Containerized Workflows¶
Workflow Management Using Snakemake¶
In this breakout session you’ll learn about snakemake, a workflow management system consisting of a text-based workflow specification language and a scalable execution environment. You will be introduced to the Snakemake workflow definition language and how to use the execution environment to scale workflows to compute servers and clusters while adapting to hardware specific constraints.
Snakemake is designed specifically for computationally intensive and/or complex data analysis pipelines. The name is a reference to the programming language Python, which forms the basis for the Snakemake syntax.
See Snakemake Slides here and pdf.
Setup¶
Right-Click the button below and login to CyVerse Discovery Environment for a quick launch of Snakemake VICE Jupyter lab app.

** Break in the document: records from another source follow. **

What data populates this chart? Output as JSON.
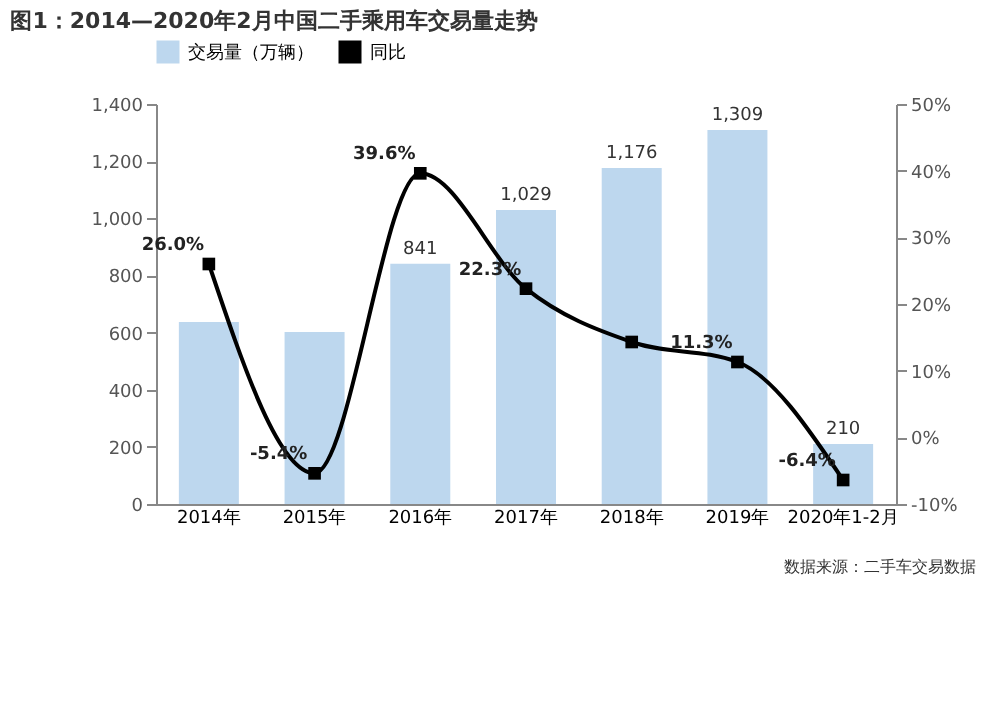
{
  "chart_data": {
    "type": "bar",
    "title": "图1：2014—2020年2月中国二手乘用车交易量走势",
    "categories": [
      "2014年",
      "2015年",
      "2016年",
      "2017年",
      "2018年",
      "2019年",
      "2020年1-2月"
    ],
    "series": [
      {
        "name": "交易量（万辆）",
        "color": "#bdd7ee",
        "values": [
          637,
          602,
          841,
          1029,
          1176,
          1309,
          210
        ],
        "value_labels": [
          null,
          null,
          "841",
          "1,029",
          "1,176",
          "1,309",
          "210"
        ]
      },
      {
        "name": "同比",
        "type": "line",
        "axis": "y2",
        "color": "#000000",
        "marker": "square",
        "values": [
          26.0,
          -5.4,
          39.6,
          22.3,
          14.3,
          11.3,
          -6.4
        ],
        "value_labels": [
          "26.0%",
          "-5.4%",
          "39.6%",
          "22.3%",
          null,
          "11.3%",
          "-6.4%"
        ]
      }
    ],
    "ylim": [
      0,
      1400
    ],
    "yticks": [
      0,
      {
        "value": 200,
        "label": "200"
      },
      {
        "value": 400,
        "label": "400"
      },
      {
        "value": 600,
        "label": "600"
      },
      {
        "value": 800,
        "label": "800"
      },
      {
        "value": 1000,
        "label": "1,000"
      },
      {
        "value": 1200,
        "label": "1,200"
      },
      {
        "value": 1400,
        "label": "1,400"
      }
    ],
    "y2lim": [
      -10,
      50
    ],
    "y2ticks": [
      {
        "value": -10,
        "label": "-10%"
      },
      {
        "value": 0,
        "label": "0%"
      },
      {
        "value": 10,
        "label": "10%"
      },
      {
        "value": 20,
        "label": "20%"
      },
      {
        "value": 30,
        "label": "30%"
      },
      {
        "value": 40,
        "label": "40%"
      },
      {
        "value": 50,
        "label": "50%"
      }
    ],
    "grid": false,
    "legend": "top",
    "annotations": [
      "数据来源：二手车交易数据"
    ]
  }
}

To run Snakemake inside a docker container, run the following on your instance with docker installed:
docker run -it --entrypoint bash cyversevice/jupyterlab-snakemake
git clone https://github.com/NBISweden/workshop-reproducible-research.git
cd workshop-reproducible-research/docker/
git checkout devel
ls
Dry-Run RNAseq Snakefile
snakemake -n
Run RNAseq Snakefile
snakemake
Why Snakemake¶
From where and how to get data for your analysis, to where and how to treat the outputs, workflow managers can help you achieve better scientific reproducibility and scalability. Once you learn to properly use Snakemake (or similar workflow management tools), keeping track of and sharing your work becomes second nature, not only saving you time whenever you need to re-run all or part of an analysis but helping you reduce errors that naturally get introduced whenever a non-automated activity is done (i.e., as part of the human condition of doing computational science and not being a bot!).